Extreme heat events have increased in severity in recent decades and have caused widespread decline among forest trees. During heatwaves, plants often experience high heat and drought stress simultaneously, yet our understanding of how plant hydraulically adjust to the combined stresses is limited. Our aim was to characterize hydraulic adjustment in two declining boreal species, paper birch (Betula papyrifera) and white spruce (Picea glauca), in response to heat, drought, and heat+drought stress. We subjected greenhouse grown birch and spruce seedlings to two consecutive summers of heatwave stress where each summer, the seedlings were exposed to three 8-day long heatwaves at 10◦C above ambient with and without water restriction. We measured a series of leaf and stem hydraulic leaf traits including leaf water potentials (Ψmin, max), turgor loss point (TLP), stomatal density (Ds), specific leaf area (SLA), conduit lumen diameters (Vdia, Tdia), conduit wall reinforcement (t/bh2), sapwood-specific conductivity (Ks), and Ψ at 50% loss in stem conductivity (P50). We hypothesize that 1) the independent heat and drought stresses will have opposing effects on xylem traits and vulnerability to hydraulic failure, 2) heat+drought will result in unique responses from either independent stress, and 3) the two species will differ in their responses to the combination of heat and drought.
Results/Conclusions
The data show that when exposed to heat+drought, both the birch and spruce responded uniquely in several traits rather than more similarly to either independant stress. In birch, heat alone generally lowered the TLP, Ψmin, and P50 but increased Vdia. Heat increased vulnerability to embolism (larger Vdia) but also reduced vulnerability to conduit wall collapse (higher t/bh2).
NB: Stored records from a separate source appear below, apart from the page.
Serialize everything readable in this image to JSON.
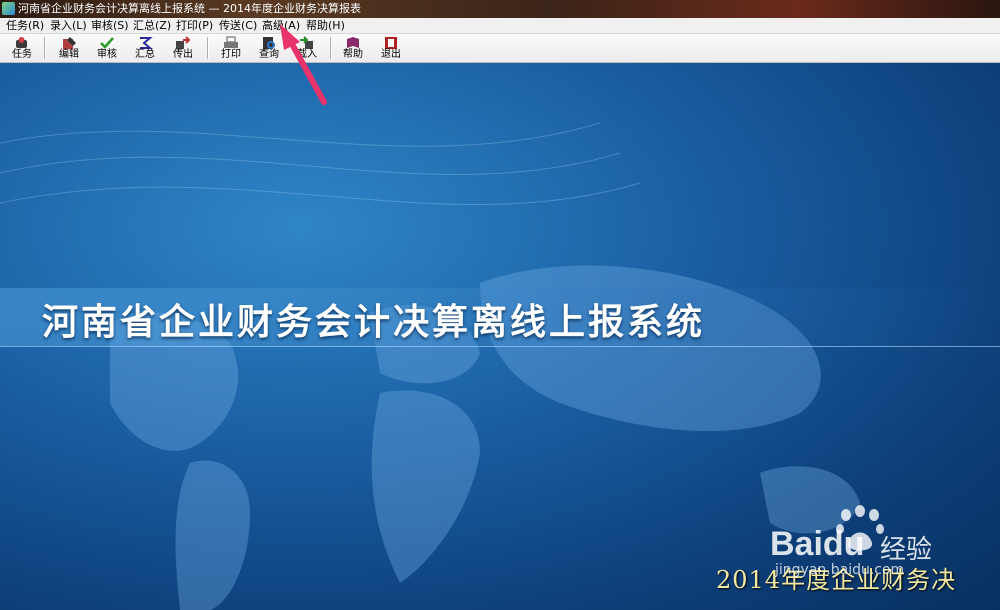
{
  "window": {
    "title": "河南省企业财务会计决算离线上报系统 — 2014年度企业财务决算报表"
  },
  "menu": [
    {
      "label": "任务(R)"
    },
    {
      "label": "录入(L)"
    },
    {
      "label": "审核(S)"
    },
    {
      "label": "汇总(Z)"
    },
    {
      "label": "打印(P)"
    },
    {
      "label": "传送(C)"
    },
    {
      "label": "高级(A)"
    },
    {
      "label": "帮助(H)"
    }
  ],
  "toolbar": [
    {
      "label": "任务",
      "icon": "task-icon"
    },
    {
      "label": "编辑",
      "icon": "edit-icon"
    },
    {
      "label": "审核",
      "icon": "audit-icon"
    },
    {
      "label": "汇总",
      "icon": "summary-icon"
    },
    {
      "label": "传出",
      "icon": "export-icon"
    },
    {
      "label": "打印",
      "icon": "print-icon"
    },
    {
      "label": "查询",
      "icon": "query-icon"
    },
    {
      "label": "载入",
      "icon": "import-icon"
    },
    {
      "label": "帮助",
      "icon": "help-icon"
    },
    {
      "label": "退出",
      "icon": "exit-icon"
    }
  ],
  "main": {
    "system_title": "河南省企业财务会计决算离线上报系统",
    "year_title": "2014年度企业财务决"
  },
  "watermark": {
    "brand": "Baidu",
    "cn": "经验",
    "url": "jingyan.baidu.com"
  },
  "colors": {
    "background": "#1a5fa3",
    "annotation_arrow": "#e8336b",
    "year_title": "#f2e8a0"
  }
}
Drought alone reduced Ds, but did not reduce conduit density, Vdia or increase t/bh2. Heat+drought produced different responses than either heat or drought alone; e.g. TLP became less negative, Ds increased, and conduit density and t/bh2 increased. In spruce, heat alone mildly increased vulnerability to embolism for Ds and native Ks increased in the second season. Drought alone did not appear to affect vulnerability to embolism in spruce. Heat+drought also did not seem to have major impacts on spruce, these plants reduced Ψmax and Ψmin, and increased Ds in the second season. Overall, the data show that these species differ in their ability to hydraulically adjust to heat+drought stress, and that the combined effects of heat+drought produced some responses unique responses from either heat or drought.